# Dr. Voddie Baucham



## nasa30 (Oct 8, 2009)

I was sending a friend of mine a link to a sermon that I wanted him to listen to and it is so good, that I thought I would share it as well.


It is Dr. Voddie Baucham (I know the many vocal FIC opponents here on the PB are likely to dismiss Voddie, but everyone should listen to this if you have not already.) 


The Supremacy of Christ in Truth in a Postmodern World


Or you can hear it here on Pipers site


----------



## Joseph Scibbe (Oct 8, 2009)

I very much enjoyed this sermon. Could you please enlighten me as to what FIC is?


----------



## nasa30 (Oct 8, 2009)

Unashamed 116 said:


> I very much enjoyed this sermon. Could you please enlighten me as to what FIC is?



Sure. Family Intergrated Church.

Here is a great description of FIC for those who are interested.

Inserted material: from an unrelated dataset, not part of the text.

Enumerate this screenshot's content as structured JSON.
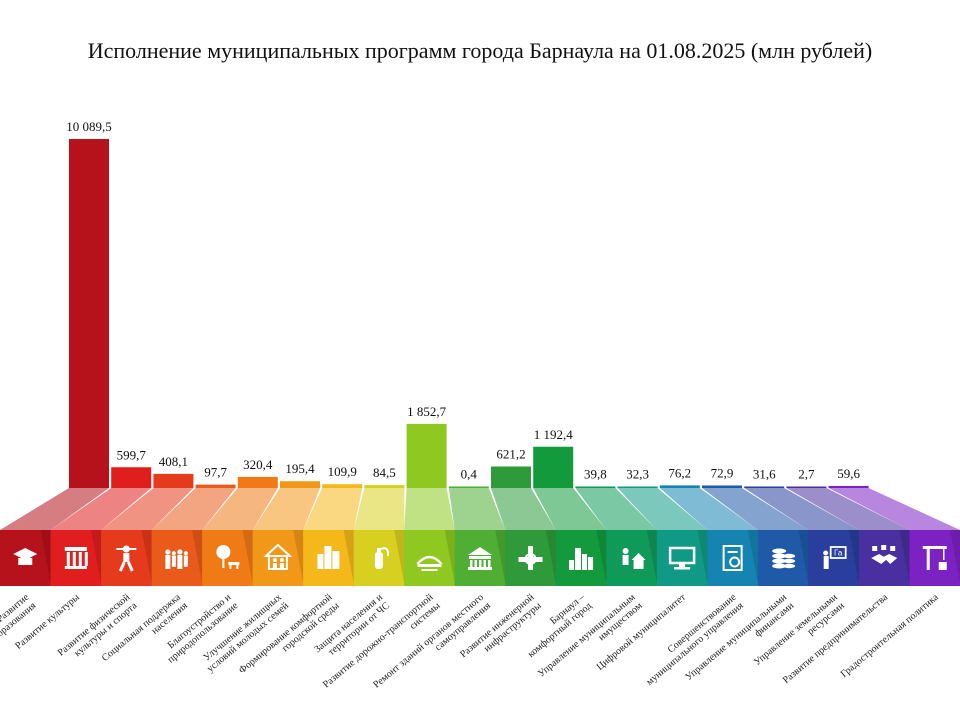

PS. I am wishing you the best on your new blog!


----------



## raekwon (Oct 8, 2009)

I was in the audience for that sermon (it was during the Desiring God National Conference in 2006). Excellent stuff.


----------



## Skyler (Oct 8, 2009)

We listened to a couple of his sermons in church recently. He's really engaging. And, he doesn't pull any punches.


----------